How were differences between studies investigated?

The authors assessed the homogeneity of effect sizes by the Q test. Weighted least-squares regression analyses were performed by using the general linear models procedure of the SAS programme to test for differences in lipid changes. The independent variables tested in this model were: initial cholesterol concentration, type of dietary fibre, study design, health status of study population, mean age, background diet, dietary changes in total fat, saturated fat, and dietary cholesterol, type of control, and treatment length.

Models of dose response were examined, and the authors also performed calculations to determine whether lipid changes could be attributed to dietary changes other than the inclusion of soluble fibre in the diet.

Sixty-seven controlled trials were included in the review with 2,990 participants. The crossover design trials had 863 participants in the treatment group and 863 in the control group, and the parallel design trials had 1,146 in the treatment group and 981 in the control group. There were 25 trials of oat products, 17 of psyllium, 7 of pectin, and 18 of guar gum.

Soluble fibre (2-10 g/d) was associated with small but statistically significant decreases in total cholesterol (-0.045 mmol per litre per gram soluble fibre, 95% CI: -0.054, -0.035) and LDL cholesterol (- 0.057 mmol per litre per gram soluble fibre, 95% CI: -.070, -0.044).

The effects on plasma lipids of soluble fibre from oat, psyllium, or pectin were not statistically significantly different. It was not possible to determine the effects for guar gum because of a lack of data.

Triacylglycerols and HDL cholesterol were not significantly influenced by soluble fibre.

Lipid changes were independent of study design, treatment length, and background dietary fat content.

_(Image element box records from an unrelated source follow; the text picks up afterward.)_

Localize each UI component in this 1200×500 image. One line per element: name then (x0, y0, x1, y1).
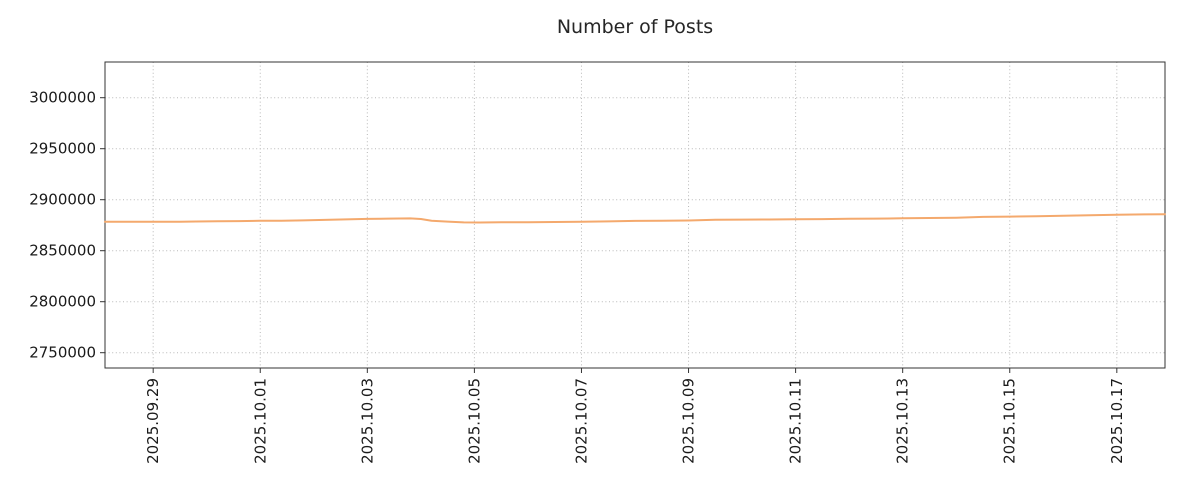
chart-title: Number of Posts (556, 16, 714, 38)
x-tick-label: 2025.10.05 (465, 378, 483, 464)
posts-series-line (104, 213, 1166, 224)
y-tick-label: 2800000 (29, 293, 96, 311)
y-tick-label: 2850000 (29, 242, 96, 260)
x-tick-label: 2025.10.11 (787, 378, 805, 464)
x-tick-label: 2025.10.01 (251, 378, 269, 464)
y-tick-label: 2950000 (29, 140, 96, 158)
y-tick-label: 2900000 (29, 191, 96, 209)
x-tick-label: 2025.10.07 (572, 378, 590, 464)
x-tick-label: 2025.10.03 (358, 378, 376, 464)
x-tick-label: 2025.10.09 (680, 378, 698, 464)
x-tick-label: 2025.09.29 (144, 378, 162, 464)
plot-border (104, 61, 1166, 369)
y-tick-label: 2750000 (29, 344, 96, 362)
x-tick-label: 2025.10.15 (1001, 378, 1019, 464)
x-tick-label: 2025.10.13 (894, 378, 912, 464)
y-tick-label: 3000000 (29, 89, 96, 107)
x-tick-label: 2025.10.17 (1108, 378, 1126, 464)
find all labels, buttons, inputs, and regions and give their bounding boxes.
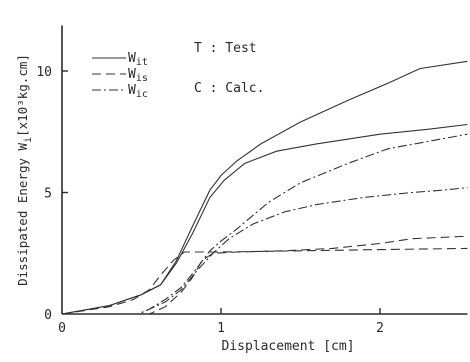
- legend-note-0: T : Test: [194, 41, 257, 56]
- x-axis-title: Displacement [cm]: [221, 339, 354, 354]
- x-tick-label-0: 0: [58, 321, 66, 336]
- y-tick-label-2: 10: [36, 65, 52, 80]
- series-layer: [61, 60, 468, 315]
- y-tick-label-0: 0: [44, 308, 52, 323]
- legend-symbol-0: W: [128, 51, 136, 66]
- series-line-2: [62, 133, 468, 315]
- y-axis-title-group: Dissipated Energy Wi[x10³kg.cm]: [15, 54, 34, 286]
- y-axis-title-unit: [x10³kg.cm]: [15, 54, 30, 137]
- legend-subscript-2: ic: [136, 89, 148, 100]
- series-line-5: [61, 247, 468, 315]
- legend-subscript-1: is: [136, 73, 148, 84]
- legend-subscript-0: it: [136, 57, 148, 68]
- y-tick-label-1: 5: [44, 187, 52, 202]
- y-axis-title-subscript: i: [23, 137, 34, 143]
- x-tick-label-2: 2: [376, 321, 384, 336]
- series-line-1: [61, 123, 468, 315]
- series-line-3: [62, 187, 468, 315]
- ticks: 0 1 2 0 5 10: [36, 65, 384, 336]
- legend-label-0: Wit: [128, 51, 148, 68]
- series-line-4: [62, 235, 468, 315]
- axes: [61, 25, 468, 315]
- x-tick-label-1: 1: [217, 321, 225, 336]
- y-axis-title: Dissipated Energy Wi[x10³kg.cm]: [15, 54, 34, 286]
- legend-label-2: Wic: [128, 83, 148, 100]
- legend-note-1: C : Calc.: [194, 81, 264, 96]
- series-line-0: [61, 60, 468, 315]
- legend-symbol-1: W: [128, 67, 136, 82]
- legend-label-1: Wis: [128, 67, 148, 84]
- legend-symbol-2: W: [128, 83, 136, 98]
- y-axis-title-main: Dissipated Energy W: [15, 142, 30, 285]
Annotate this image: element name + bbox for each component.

Various soluble fibres reduce total and LDL cholesterol by similar amounts. The effect is small within the practical range of intake. Three grams of soluble fibre from oats (3 servings of oatmeal, 28 grams each) can decrease total and LDL cholesterol by approximately 0.13 mmol/L. Increasing soluble fibre can make only a small contribution to dietary therapy to lower cholesterol.

The authors have stated their research question and inclusion/exclusion criteria and have performed a reasonable search of the literature. It is not clear whether additional relevant data may have been missed since unpublished literature and non-English publications were not included in the review. The authors also restricted their search to MEDLINE and may therefore have missed studies published outside of the United States. Heterogeneity was found between the studies, but the authors have proceeded with a statistical combination of the data and investigated the effects of the heterogeneity using various statistical modelling tools.

There may be bias in the review because there is no information reported about the selection or data extraction processes for the included studies. The authors also have not performed a quality assessment of the included individual studies. For these reasons, the results of this review should be viewed with caution.

The authors did not state any implications for further research and practice.

This is a critical abstract of a systematic review that meets the criteria for inclusion on DARE. Each critical abstract contains a brief summary of the review methods, results and conclusions followed by a detailed critical assessment on the reliability of the review and the conclusions drawn.